The separate universe problem: 40 years on

TL;DR

This paper revisits the concept of the separate-universe scale, clarifies its implications for primordial black holes across different equations of state, and refines earlier calculations considering recent criticisms, emphasizing the scale's relation to the horizon size.

Contribution

It provides a refined calculation of the separate-universe scale for various equations of state, addressing previous misconceptions and clarifying the conditions under which black holes or baby universes form.

Findings

For $-1/3 < k < \infty$, the scale is of order the horizon size.

Primordial black holes cannot be much larger than the horizon at formation.

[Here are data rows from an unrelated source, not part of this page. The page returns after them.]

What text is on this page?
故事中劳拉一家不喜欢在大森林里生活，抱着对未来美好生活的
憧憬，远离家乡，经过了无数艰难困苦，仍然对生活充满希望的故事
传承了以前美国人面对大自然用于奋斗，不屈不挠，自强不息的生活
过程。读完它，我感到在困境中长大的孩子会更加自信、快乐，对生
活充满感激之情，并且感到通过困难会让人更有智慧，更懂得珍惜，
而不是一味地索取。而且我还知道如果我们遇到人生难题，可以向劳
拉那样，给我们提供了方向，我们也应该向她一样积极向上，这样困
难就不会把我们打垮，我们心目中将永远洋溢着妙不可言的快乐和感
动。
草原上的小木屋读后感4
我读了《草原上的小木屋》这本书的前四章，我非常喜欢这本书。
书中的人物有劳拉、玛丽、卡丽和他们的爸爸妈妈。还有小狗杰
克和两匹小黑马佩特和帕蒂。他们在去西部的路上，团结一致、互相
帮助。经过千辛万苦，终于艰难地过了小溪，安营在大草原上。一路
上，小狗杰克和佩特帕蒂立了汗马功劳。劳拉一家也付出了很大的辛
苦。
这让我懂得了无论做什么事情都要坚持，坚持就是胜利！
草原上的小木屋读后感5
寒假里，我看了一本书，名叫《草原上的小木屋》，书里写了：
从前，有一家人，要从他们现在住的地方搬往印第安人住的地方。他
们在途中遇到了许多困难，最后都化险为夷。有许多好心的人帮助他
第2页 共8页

For $-1 < k < -1/3$, large regions produce baby universes instead of black holes.

Abstract

The claim that an overdense (positive curvature) region in the early universe cannot extend beyond some maximum scale and remain part of our universe, first made 40 years ago, has recently been questioned by Kopp et al. Their analysis is elucidating and demonstrates that one cannot constrain the form of primordial density perturbations using this argument. However, the notion of a separate-universe scale still applies and it places an important upper limit on the mass of primordial black holes forming at any epoch. We calculate this scale for equations of state of the form $p = k \rho c^2$ with $-1 <k < \infty$, refining earlier calculations on account of the Kopp et al. criticisms. For $-1/3 < k < \infty$, the scale is always of order the cosmological particle horizon size, with a numerical factor depending on $k$. This confirms the earlier claim that a primordial black hole cannot be much larger than the particle horizon at formation. For $-1 < k< -1/3$, as expected for some periods in the history of the universe, the situation changes radically, in that a sufficiently large positive-curvature region produces a baby universe rather than a black hole. There is still a separate-universe scale but the interpretation of these solutions requires care.